As will be appreciated by those of skill in the art, monitoring pressure downhole during fracturing operations is indicative of how the formation is reacting to the fracturing operation and may also be indicative of the integrity of the isolation apparatus and the formation between adjacent zones. Generally, downhole pressures are not monitored directly, but instead are calculated from parameters measurable at surface. For example, when treatment fluid is delivered to the formation through one or the other of the annulus or the tubing string, the other can act as a “dead leg”. For example, when the treatment fluid is delivered through the annulus, a minimal, constant amount of a deadhead fluid is delivered through the tubing string to act as the “dead leg”, maintaining pressure within the tubing string. The pressure required to maintain the constant fluid delivery is monitored from surface and can be used for calculating fracture extension pressure and formation breakdown pressure, as well as fracture closure pressure.
It is known to use microseismic monitoring where operators wish to monitor fracture growth and development, either in real time or retroactively to optimize subsequent fracturing operations. Prior art systems typically require a conveniently located offset observation wellbore and wireline truck to deploy an array of sensors in the observation wellbore, which can monitor the fracturing operation. Alternatively, an extensive microseismic surface array may be used. Both systems benefit from use of a multi-string shot tool (MSST) for creating known microseismic events as a result of detonation of string shots therewith at known locations in the wellbore to aid in developing more accurate velocity profiles and calibrating the sensors.

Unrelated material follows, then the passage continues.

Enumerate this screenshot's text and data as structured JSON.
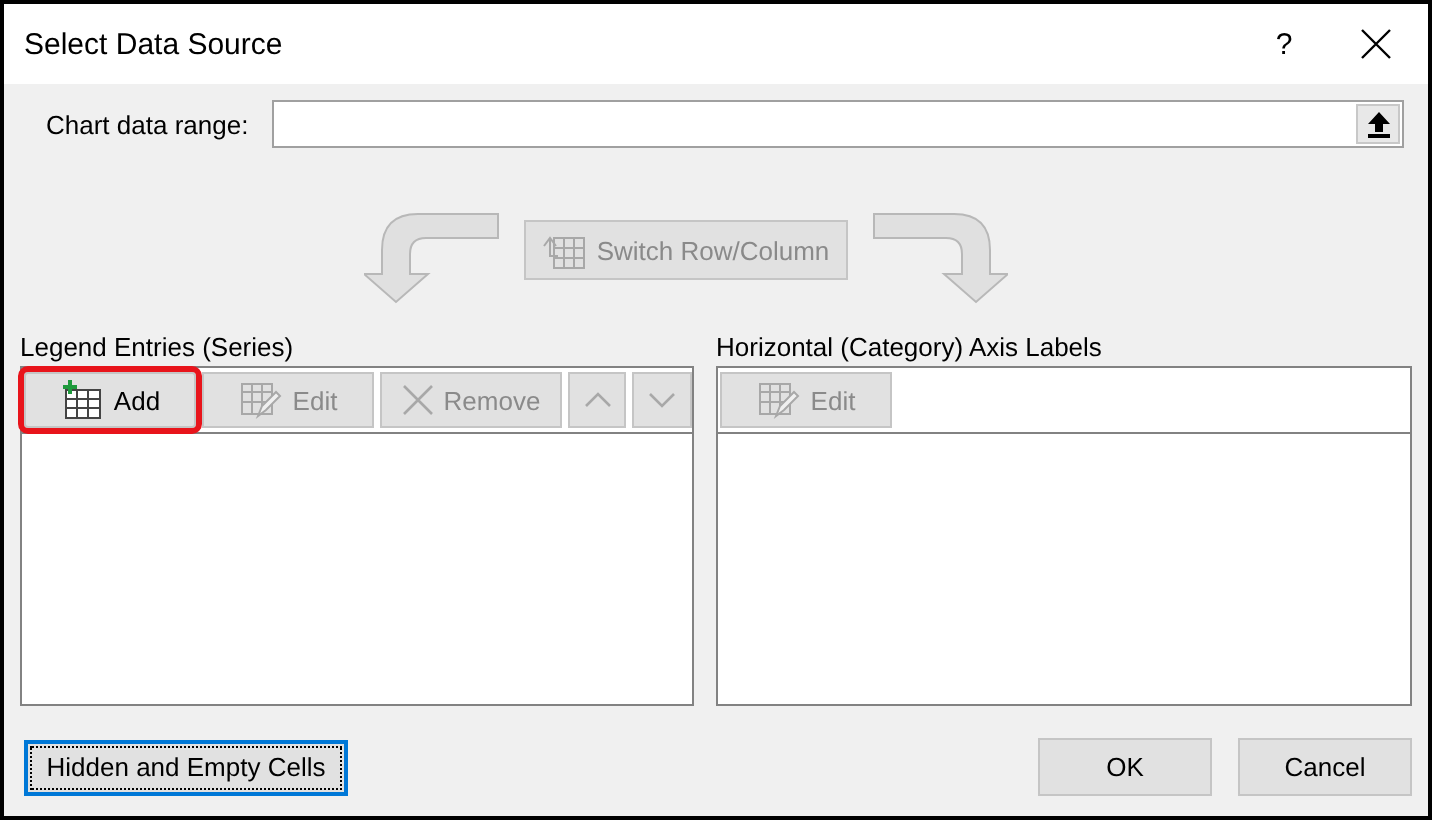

Clearly, there is great interest in the industry to develop tools which enable completion of multiple zones in a single trip while optimizing the apparatus required and reducing cost and operational man hours. There is a further interest in apparatus and methods for improving the ability to accurately monitor fracture growth and placement for optimizing fracturing operations. Further, there is interest in developing tools having diagnostic capabilities that would greatly improve the reliability of the tools and processes used.